Calling certain frameworks “design” doesn’t mean that all collaborators have visual or other artistic abilities. Design is similar to Aesthetics—there is beauty, rigor, and quality in all fields of conceptual thinking. It boils down to the way ideas are reasoned, constructed, articulated, and the way they engage the world around us. In the way it all comes together and the way this impacts related things and people, I see beauty and I am certain I have company.
October 25, 2009 at 2:46pm by Erik Stolterman
I think these are questions that constantly have to be revisited and interpreted in relation to the present time. However, I would like to propose that anyone interested in defining design should engage with the scholarly work that actually do exist today. Over the last 10-15 years we have seen a growth of intellectual development around the understanding of design.
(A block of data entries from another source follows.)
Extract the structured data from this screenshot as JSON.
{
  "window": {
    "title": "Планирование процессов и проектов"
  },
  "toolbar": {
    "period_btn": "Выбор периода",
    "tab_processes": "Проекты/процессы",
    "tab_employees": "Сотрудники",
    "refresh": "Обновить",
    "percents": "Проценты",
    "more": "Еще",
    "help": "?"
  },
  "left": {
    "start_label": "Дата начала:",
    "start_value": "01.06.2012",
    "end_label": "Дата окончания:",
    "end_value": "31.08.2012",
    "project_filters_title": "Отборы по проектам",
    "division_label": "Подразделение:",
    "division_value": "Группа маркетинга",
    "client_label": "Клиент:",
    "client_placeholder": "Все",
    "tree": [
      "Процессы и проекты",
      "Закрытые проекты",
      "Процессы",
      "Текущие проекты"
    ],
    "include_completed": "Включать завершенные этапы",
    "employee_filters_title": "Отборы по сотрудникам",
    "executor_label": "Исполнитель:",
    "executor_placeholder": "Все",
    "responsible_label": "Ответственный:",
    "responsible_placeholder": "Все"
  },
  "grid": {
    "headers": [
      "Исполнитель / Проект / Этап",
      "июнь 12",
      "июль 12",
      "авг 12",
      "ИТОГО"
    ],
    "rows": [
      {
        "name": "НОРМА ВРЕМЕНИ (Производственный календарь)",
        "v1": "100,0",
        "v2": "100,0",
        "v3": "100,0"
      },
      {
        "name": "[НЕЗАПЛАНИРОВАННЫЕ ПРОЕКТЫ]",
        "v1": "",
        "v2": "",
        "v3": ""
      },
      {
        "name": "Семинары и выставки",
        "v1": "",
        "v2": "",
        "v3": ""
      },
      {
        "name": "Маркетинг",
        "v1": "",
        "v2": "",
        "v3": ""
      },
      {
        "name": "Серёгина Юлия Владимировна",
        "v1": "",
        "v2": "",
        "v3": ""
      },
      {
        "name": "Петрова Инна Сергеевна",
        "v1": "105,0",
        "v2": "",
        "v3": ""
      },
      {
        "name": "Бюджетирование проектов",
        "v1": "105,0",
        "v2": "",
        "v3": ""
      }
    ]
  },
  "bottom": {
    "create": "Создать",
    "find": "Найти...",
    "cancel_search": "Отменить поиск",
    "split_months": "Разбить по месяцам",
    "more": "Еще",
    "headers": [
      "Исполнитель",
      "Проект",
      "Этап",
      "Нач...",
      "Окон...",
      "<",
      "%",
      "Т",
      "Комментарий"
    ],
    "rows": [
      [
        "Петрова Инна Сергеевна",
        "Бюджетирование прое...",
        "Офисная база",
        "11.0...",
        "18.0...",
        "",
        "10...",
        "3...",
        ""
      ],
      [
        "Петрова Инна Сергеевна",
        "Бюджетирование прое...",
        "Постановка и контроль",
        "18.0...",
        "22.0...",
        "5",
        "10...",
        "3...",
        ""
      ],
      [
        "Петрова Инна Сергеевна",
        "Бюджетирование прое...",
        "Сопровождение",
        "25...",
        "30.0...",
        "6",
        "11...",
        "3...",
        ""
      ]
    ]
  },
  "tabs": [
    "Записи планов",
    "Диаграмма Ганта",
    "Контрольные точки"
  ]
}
In the same way as anyone trying to understand any other discipline we should read the core literature. For instance if anyone is in sociology, it is a good idea to read Weber, Durkheim, Marx, Simmel, etc. For anyone interested in design, it is a good idea to read, among others these books:
Donald Schön, "The Reflective Practitioner",
Nigel Cross, "The Desinerly Way of Knowing"
Klaus Krippendorff, "The Semantic Turn--a new foundation for design"
Bryan Lawson "How Designers Think"
Lawsoon & Dorst, "Design Expertise"
Nelson & Stolterman "The Design Way"
These books are all examples of serious treatments of design as an activity. They are all recent and even if they do not form a overall accepted understanding of design, they all point in a similar direction and are a great foundation for anyone who tries to define design.
November 18, 2009 at 10:12am by Jim pedd
There is a feeling of confusion around INDEX's definition of design, and how it reflects current trends in the design world.